Jakarta Governor Anies Baswedan: serious steps

He also disciplined the city’s bus drivers and required the Jakarta mass rapid transit operator to only allow passengers with masks to board, a policy which was subsequently adopted by the national rail services. The capital administration also carried out real time reverse-transcription PCR tests — which, according to the deputy governor, is higher than the WHO standard — showing a serious step to obtain accurate and reliable data.

While waiting for the RT-PCR equipment to arrive, city administrators focused on providing more doctors and health workers to serve the people.

Then, there were the two-week Christmas and New Year holidays that led to a surge in Covid-19 cases. The daily active cases, which was 13,082 in Dec 22, soared to 15,376 on Jan 5 and further to 21,679 on Jan 17 before topping 26,029 on Feb 5.
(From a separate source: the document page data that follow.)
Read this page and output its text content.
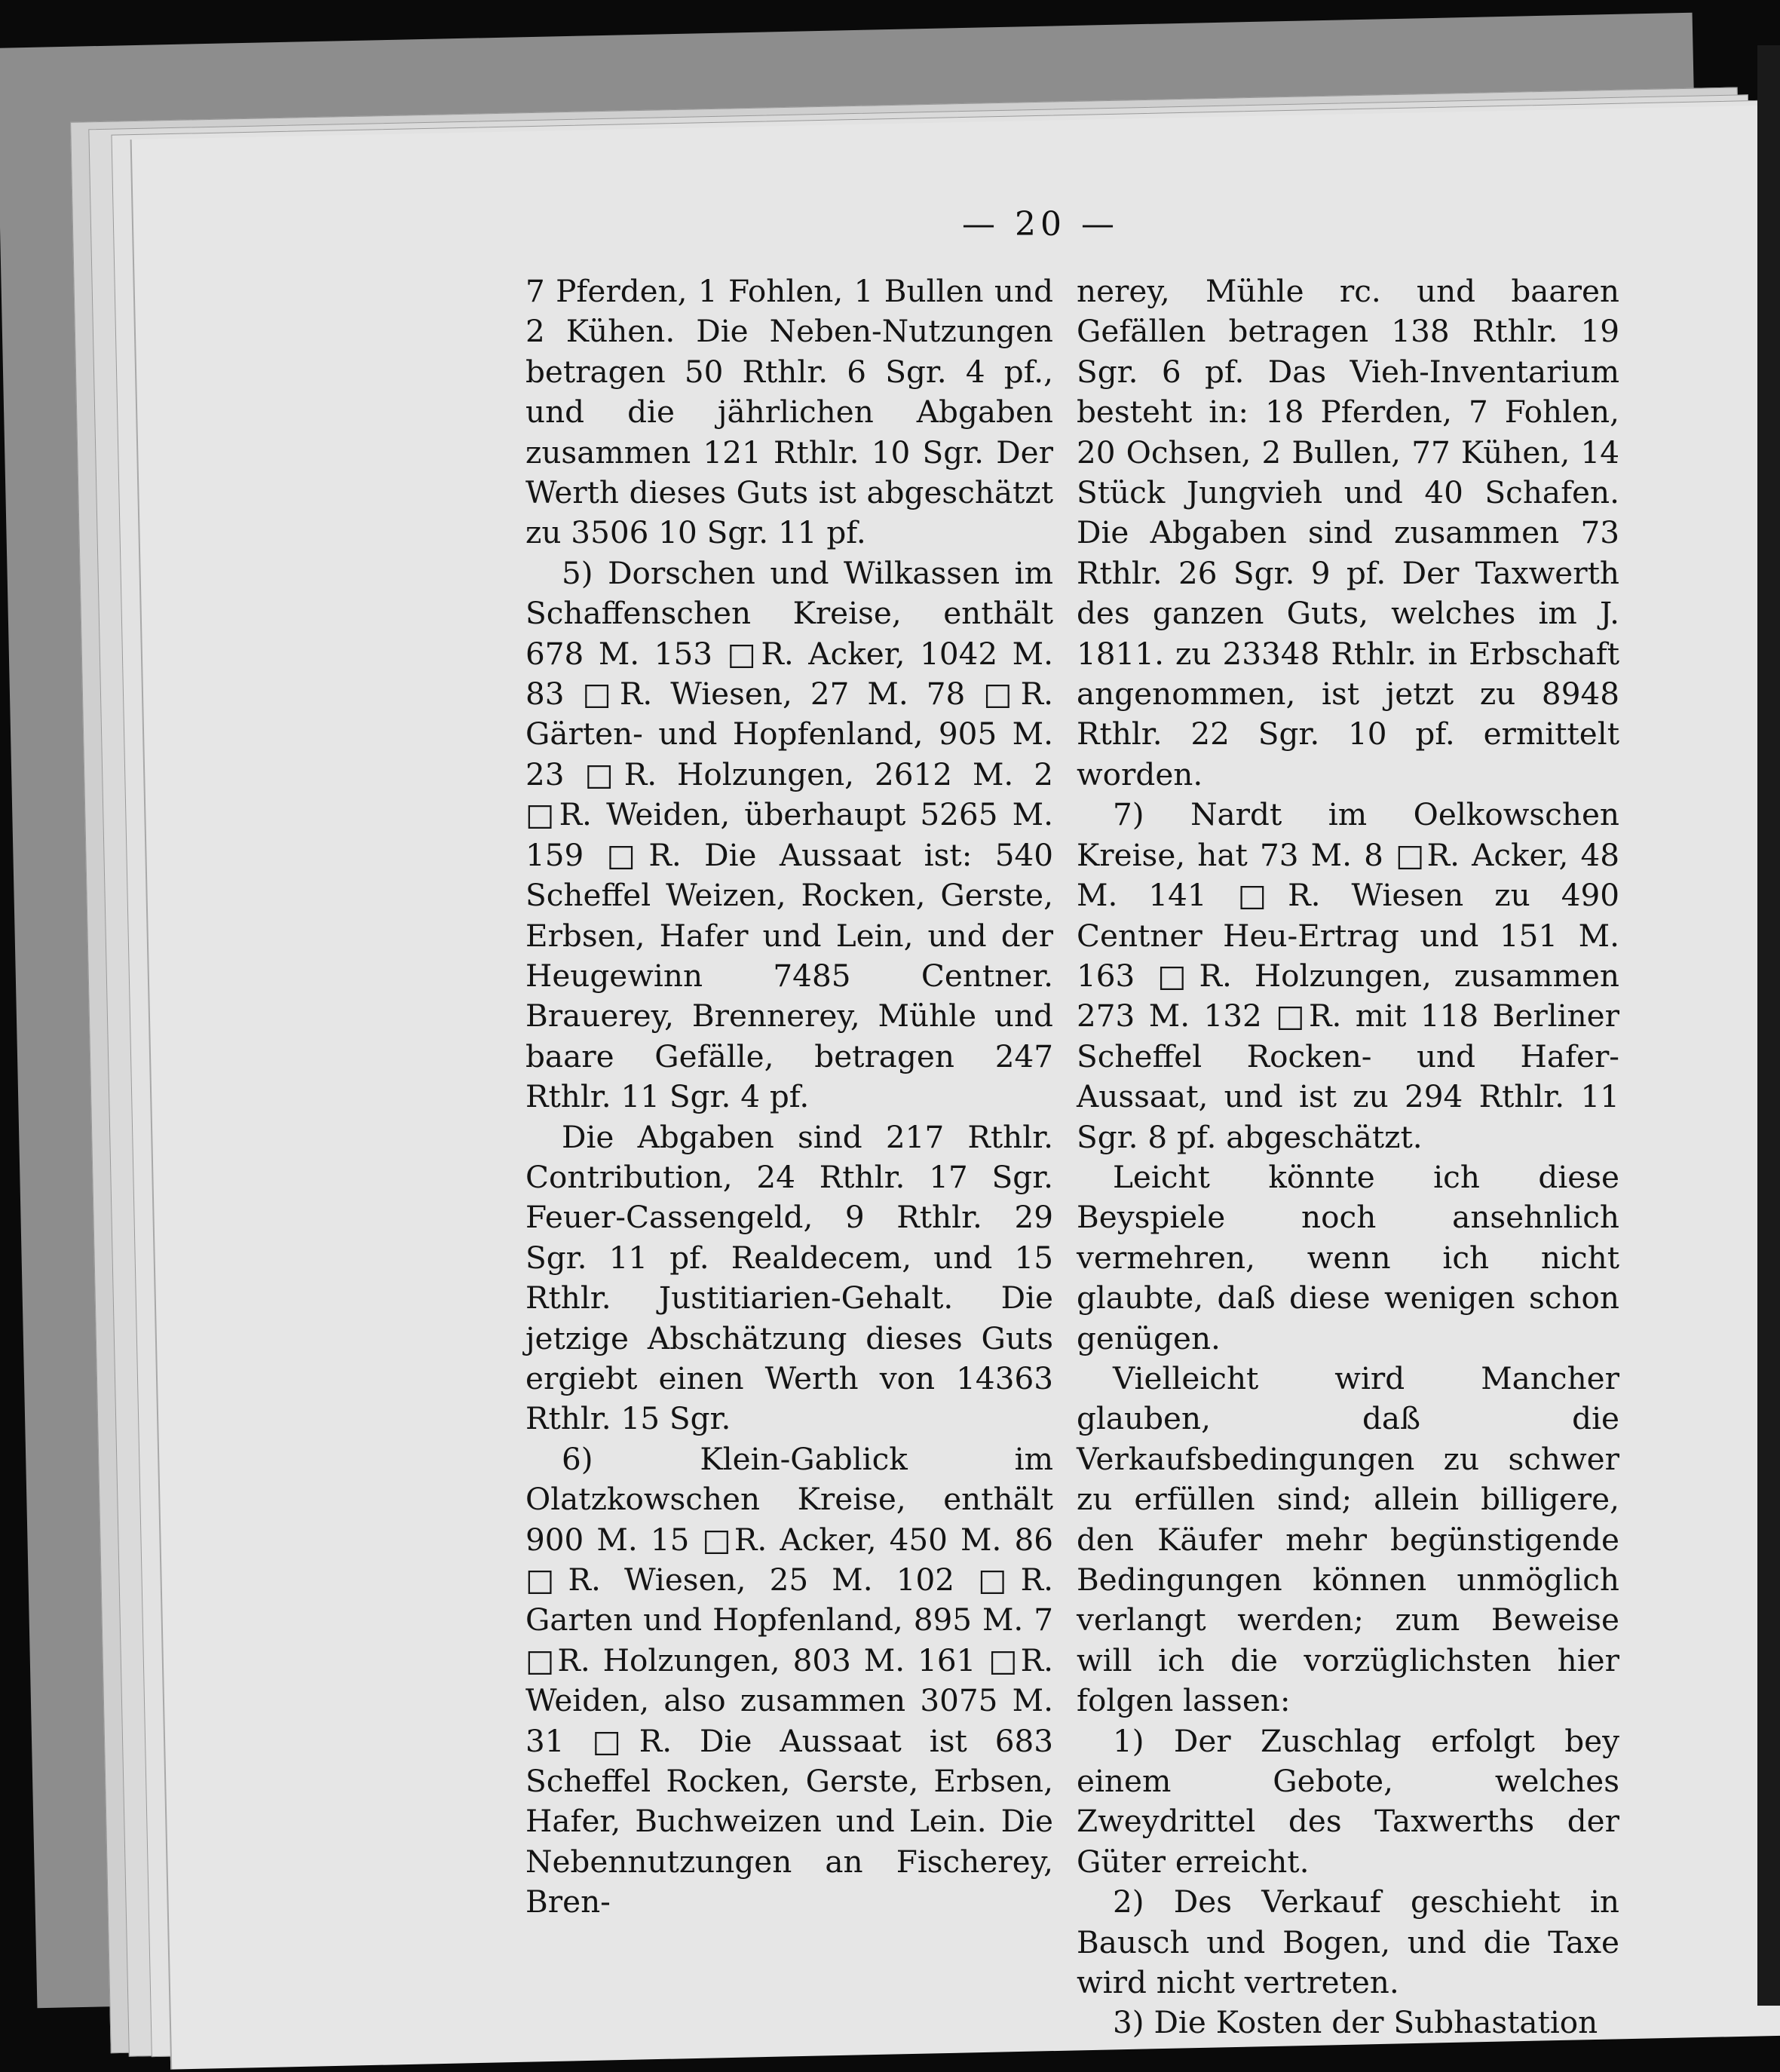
— 20 —

7 Pferden, 1 Fohlen, 1 Bullen und 2 Kühen. Die Neben-Nutzungen betragen 50 Rthlr. 6 Sgr. 4 pf., und die jährlichen Abgaben zusammen 121 Rthlr. 10 Sgr. Der Werth dieses Guts ist abgeschätzt zu 3506 10 Sgr. 11 pf.

5) Dorschen und Wilkassen im Schaffenschen Kreise, enthält 678 M. 153 □R. Acker, 1042 M. 83 □R. Wiesen, 27 M. 78 □R. Gärten- und Hopfenland, 905 M. 23 □R. Holzungen, 2612 M. 2 □R. Weiden, überhaupt 5265 M. 159 □R. Die Aussaat ist: 540 Scheffel Weizen, Rocken, Gerste, Erbsen, Hafer und Lein, und der Heugewinn 7485 Centner. Brauerey, Brennerey, Mühle und baare Gefälle, betragen 247 Rthlr. 11 Sgr. 4 pf.

Die Abgaben sind 217 Rthlr. Contribution, 24 Rthlr. 17 Sgr. Feuer-Cassengeld, 9 Rthlr. 29 Sgr. 11 pf. Realdecem, und 15 Rthlr. Justitiarien-Gehalt. Die jetzige Abschätzung dieses Guts ergiebt einen Werth von 14363 Rthlr. 15 Sgr.

6) Klein-Gablick im Olatzkowschen Kreise, enthält 900 M. 15 □R. Acker, 450 M. 86 □R. Wiesen, 25 M. 102 □R. Garten und Hopfenland, 895 M. 7 □R. Holzungen, 803 M. 161 □R. Weiden, also zusammen 3075 M. 31 □R. Die Aussaat ist 683 Scheffel Rocken, Gerste, Erbsen, Hafer, Buchweizen und Lein. Die Nebennutzungen an Fischerey, Bren-

nerey, Mühle rc. und baaren Gefällen betragen 138 Rthlr. 19 Sgr. 6 pf. Das Vieh-Inventarium besteht in: 18 Pferden, 7 Fohlen, 20 Ochsen, 2 Bullen, 77 Kühen, 14 Stück Jungvieh und 40 Schafen. Die Abgaben sind zusammen 73 Rthlr. 26 Sgr. 9 pf. Der Taxwerth des ganzen Guts, welches im J. 1811. zu 23348 Rthlr. in Erbschaft angenommen, ist jetzt zu 8948 Rthlr. 22 Sgr. 10 pf. ermittelt worden.

7) Nardt im Oelkowschen Kreise, hat 73 M. 8 □R. Acker, 48 M. 141 □R. Wiesen zu 490 Centner Heu-Ertrag und 151 M. 163 □R. Holzungen, zusammen 273 M. 132 □R. mit 118 Berliner Scheffel Rocken- und Hafer-Aussaat, und ist zu 294 Rthlr. 11 Sgr. 8 pf. abgeschätzt.

Leicht könnte ich diese Beyspiele noch ansehnlich vermehren, wenn ich nicht glaubte, daß diese wenigen schon genügen.

Vielleicht wird Mancher glauben, daß die Verkaufsbedingungen zu schwer zu erfüllen sind; allein billigere, den Käufer mehr begünstigende Bedingungen können unmöglich verlangt werden; zum Beweise will ich die vorzüglichsten hier folgen lassen:

1) Der Zuschlag erfolgt bey einem Gebote, welches Zweydrittel des Taxwerths der Güter erreicht.

2) Des Verkauf geschieht in Bausch und Bogen, und die Taxe wird nicht vertreten.

3) Die Kosten der Subhastation
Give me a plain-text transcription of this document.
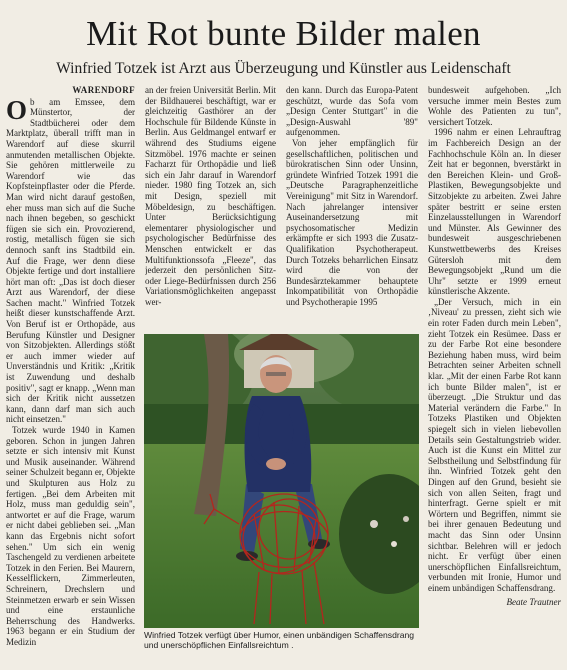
Mit Rot bunte Bilder malen
Winfried Totzek ist Arzt aus Überzeugung und Künstler aus Leidenschaft
WARENDORF

Ob am Emssee, dem Münstertor, der Stadtbücherei oder dem Marktplatz, überall trifft man in Warendorf auf diese skurril anmutenden metallischen Objekte. Sie gehören mittlerweile zu Warendorf wie das Kopfsteinpflaster oder die Pferde. Man wird nicht darauf gestoßen, eher muss man sich auf die Suche nach ihnen begeben, so geschickt fügen sie sich ein. Provozierend, rostig, metallisch fügen sie sich dennoch sanft ins Stadtbild ein. Auf die Frage, wer denn diese Objekte fertige und dort installiere hört man oft: „Das ist doch dieser Arzt aus Warendorf, der diese Sachen macht." Winfried Totzek heißt dieser kunstschaffende Arzt. Von Beruf ist er Orthopäde, aus Berufung Künstler und Designer von Sitzobjekten. Allerdings stößt er auch immer wieder auf Unverständnis und Kritik: „Kritik ist Zuwendung und deshalb positiv", sagt er knapp. „Wenn man sich der Kritik nicht aussetzen kann, dann darf man sich auch nicht einsetzen."

Totzek wurde 1940 in Kamen geboren. Schon in jungen Jahren setzte er sich intensiv mit Kunst und Musik auseinander. Während seiner Schulzeit begann er, Objekte und Skulpturen aus Holz zu fertigen. „Bei dem Arbeiten mit Holz, muss man geduldig sein", antwortet er auf die Frage, warum er nicht dabei geblieben sei. „Man kann das Ergebnis nicht sofort sehen." Um sich ein wenig Taschengeld zu verdienen arbeitete Totzek in den Ferien. Bei Maurern, Kesselflickern, Zimmerleuten, Schreinern, Drechslern und Steinmetzen erwarb er sein Wissen und eine erstaunliche Beherrschung des Handwerks. 1963 begann er ein Studium der Medizin

an der freien Universität Berlin. Mit der Bildhauerei beschäftigt, war er gleichzeitig Gasthörer an der Hochschule für Bildende Künste in Berlin. Aus Geldmangel entwarf er während des Studiums eigene Sitzmöbel. 1976 machte er seinen Facharzt für Orthopädie und ließ sich ein Jahr darauf in Warendorf nieder. 1980 fing Totzek an, sich mit Design, speziell mit Möbeldesign, zu beschäftigen. Unter Berücksichtigung elementarer physiologischer und psychologischer Bedürfnisse des Menschen entwickelt er das Multifunktionssofa „Fleeze", das jederzeit den persönlichen Sitz- oder Liege-Bedürfnissen durch 256 Variationsmöglichkeiten angepasst wer-

den kann. Durch das Europa-Patent geschützt, wurde das Sofa vom „Design Center Stuttgart" in die „Design-Auswahl '89" aufgenommen.

Von jeher empfänglich für gesellschaftlichen, politischen und bürokratischen Sinn oder Unsinn, gründete Winfried Totzek 1991 die „Deutsche Paragraphenzeitliche Vereinigung" mit Sitz in Warendorf. Nach jahrelanger intensiver Auseinandersetzung mit psychosomatischer Medizin erkämpfte er sich 1993 die Zusatz-Qualifikation Psychotherapeut. Durch Totzeks beharrlichen Einsatz wird die von der Bundesärztekammer behauptete Inkompatibilität von Orthopädie und Psychotherapie 1995

bundesweit aufgehoben. „Ich versuche immer mein Bestes zum Wohle des Patienten zu tun", versichert Totzek.

1996 nahm er einen Lehrauftrag im Fachbereich Design an der Fachhochschule Köln an. In dieser Zeit hat er begonnen, bverstärkt in den Bereichen Klein- und Groß-Plastiken, Bewegungsobjekte und Sitzobjekte zu arbeiten. Zwei Jahre später bestritt er seine ersten Einzelausstellungen in Warendorf und Münster. Als Gewinner des bundesweit ausgeschriebenen Kunstwettbewerbs des Kreises Gütersloh mit dem Bewegungsobjekt „Rund um die Uhr" setzte er 1999 erneut künstlerische Akzente.

„Der Versuch, mich in ein ‚Niveau' zu pressen, zieht sich wie ein roter Faden durch mein Leben", zieht Totzek ein Resümee. Dass er zu der Farbe Rot eine besondere Beziehung haben muss, wird beim Betrachten seiner Arbeiten schnell klar. „Mit der einen Farbe Rot kann ich bunte Bilder malen", ist er überzeugt. „Die Struktur und das Material verändern die Farbe." In Totzeks Plastiken und Objekten spiegelt sich in vielen liebevollen Details sein Gestaltungstrieb wider. Auch ist die Kunst ein Mittel zur Selbstheilung und Selbstfindung für ihn. Winfried Totzek geht den Dingen auf den Grund, besieht sie sich von allen Seiten, fragt und hinterfragt. Gerne spielt er mit Wörtern und Begriffen, nimmt sie bei ihrer genauen Bedeutung und macht das Sinn oder Unsinn sichtbar. Belehren will er jedoch nicht. Er verfügt über einen unerschöpflichen Einfallsreichtum, verbunden mit Ironie, Humor und einem unbändigen Schaffensdrang.

Beate Trautner
Winfried Totzek verfügt über Humor, einen unbändigen Schaffensdrang und unerschöpflichen Einfallsreichtum .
Learning from this incidence, the governor urged Jakartans to stay home during the three-day Chinese New Year holidays, which started on Feb 12. And it was effective: daily active cases, which was 20,662 in Feb 12, dropped to 16,986 on Feb 15, then further to 12,065 on Feb 23, 9,913 on Feb 27, and finally, to 7,179 on March 3.

Counting daily active cases, comprising people under treatment in hospitals plus the ones in home isolation, is an important parameter for preparing medical facilities to cater to the pandemic.

All the above information are available on a Covid-19 site (corona.jakarta.go.id). The Jakarta administration keeps the data open to maintain public trust. Any government does have a limited playing field to assert its authority.

When it comes to private lives, it is up to the people to decide whether to continue practising safe procedures against the virus, or to leave them out on the streets. It is undeniable that transparency and truth will lead to surprises.

But it will be desirable if we handle the crisis with transparency and goodwill. Apparently, the Jakarta administration has been responsive to suggestions by communication experts like Timothy Coombs.

When an organisation, as an information source, is open about an occurring crisis, there will be less reputation damage if other sources deliver the vital information. This is known as “Stealing the thunder strategy“.

Read Coombs’ blog on Stealing Thunder (click here).

The authorities are advised to b e open from the early stage, especially with regards to accuracy and consistency, to win public trust. In contrast, inaccuracy destroys credibility and creates confusion among the public.

We may need to “steal” the thunder.

The Jakarta way in handling the outbreak shows that if we rely on analysis and policies based on information from health and communication scientists — rather than economists and military men only—we may expect better results in handling the pandemic.

*) The writer is a medical doctor who teaches at the LSPR Communication & Business Institute in Jakarta.